I’d appreciate if you could clarify my understanding here - would it make sense to use a pre-trained F-RCNN network trained on the VOC dataset to apply to my problem? Would that mean using a pre-trained region proposal network AND a pre-trained convolutional network and does it make sense to logically separate the two? I believe currently I am using a pre-trained CNN and training the region proposal network but not 100% sure
BTW just realized I made a silly mistake in my annotation format, had
x1,x2,y1,y2 but supposed to be
x1,y1,x2,y2 - still re-training but hopefully that gives better results…
Yes, I think you have to use a pre-trained network because you don’t have enough images to train from scratch. However, your data is not very close to the VOC dataset so you should retrain parts of the model. The VOC dataset has only 20 classes  that aren’t very close to what you give as input. If you can find a pretrained network on , it could help.
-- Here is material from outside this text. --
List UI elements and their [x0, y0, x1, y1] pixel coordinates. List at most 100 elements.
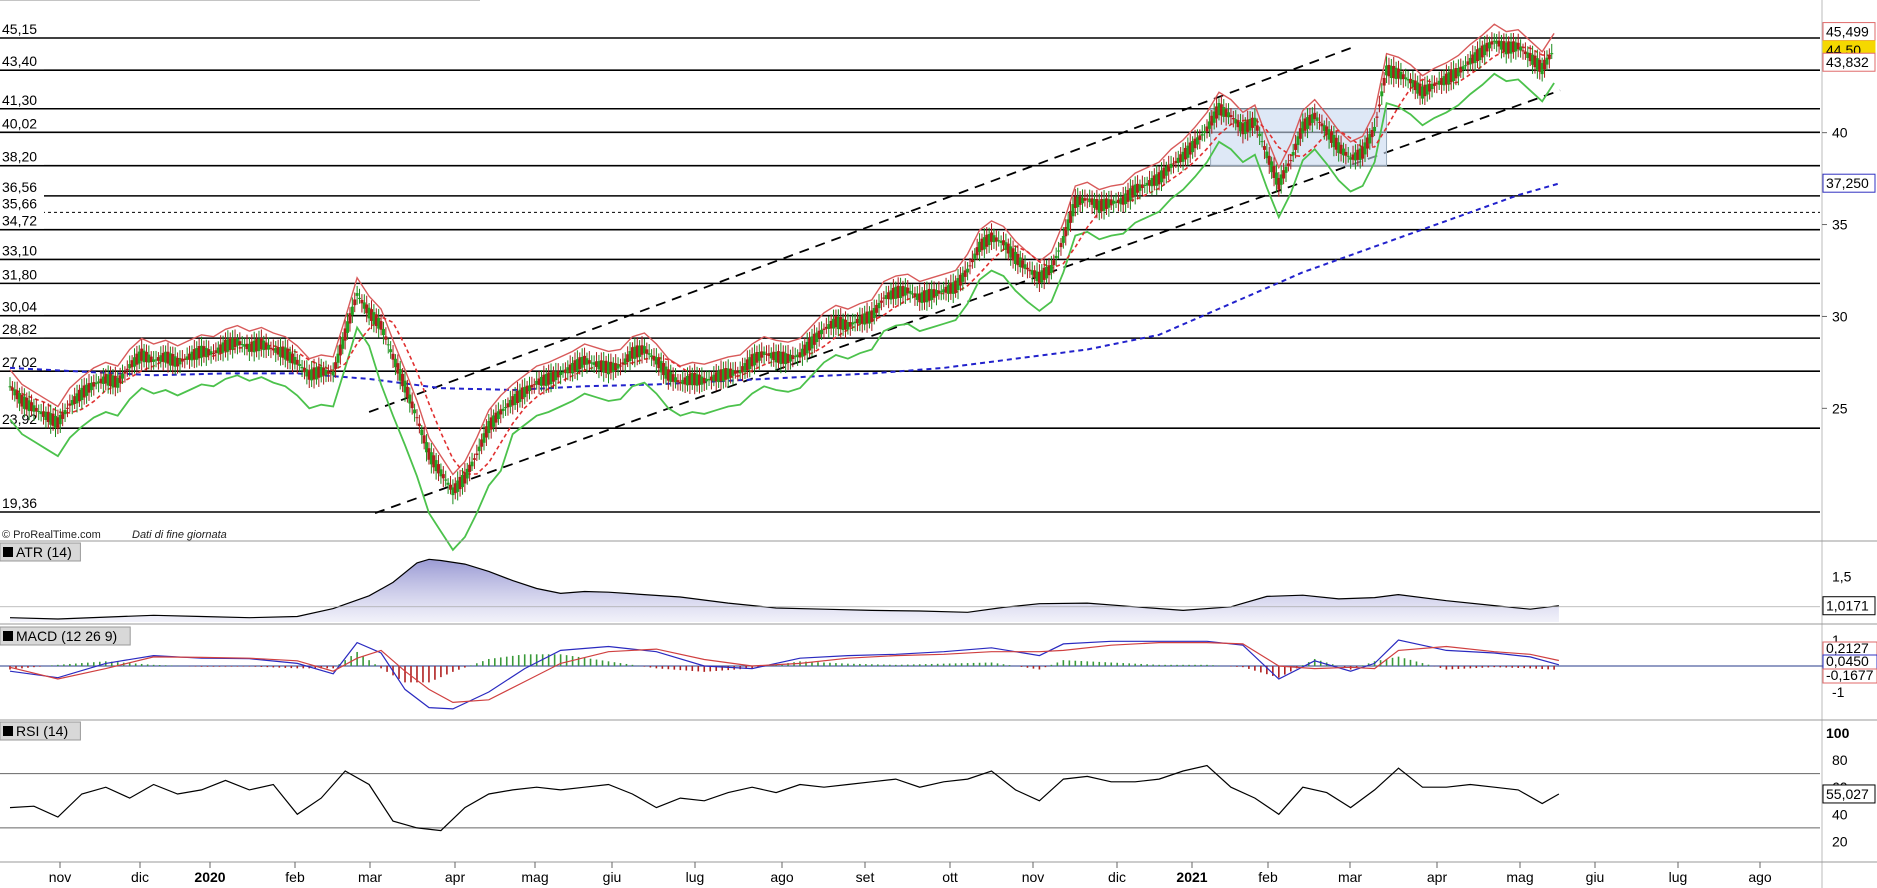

In Faster RCNN the first n layers are usually trained on imagenet. I did not check how it’s done in this implementation but it’s probably the case. On top of that you have the RPN and the object detector that are trained on VOC.
Hi, were you also able to lower the false positives . I am also working on my project, using tensorflow version of faster RCNN, though results are good, FPs show up. Any ideas to reduce them.
Yeah I’d suggest doing a second model that sort of filters the proposed object detected regions.
You could even show these to humans in a MTurk style queue. There are cases with asymmetrical payoffs where the cost of a false negative far outweighs the cost of a false positive, for example.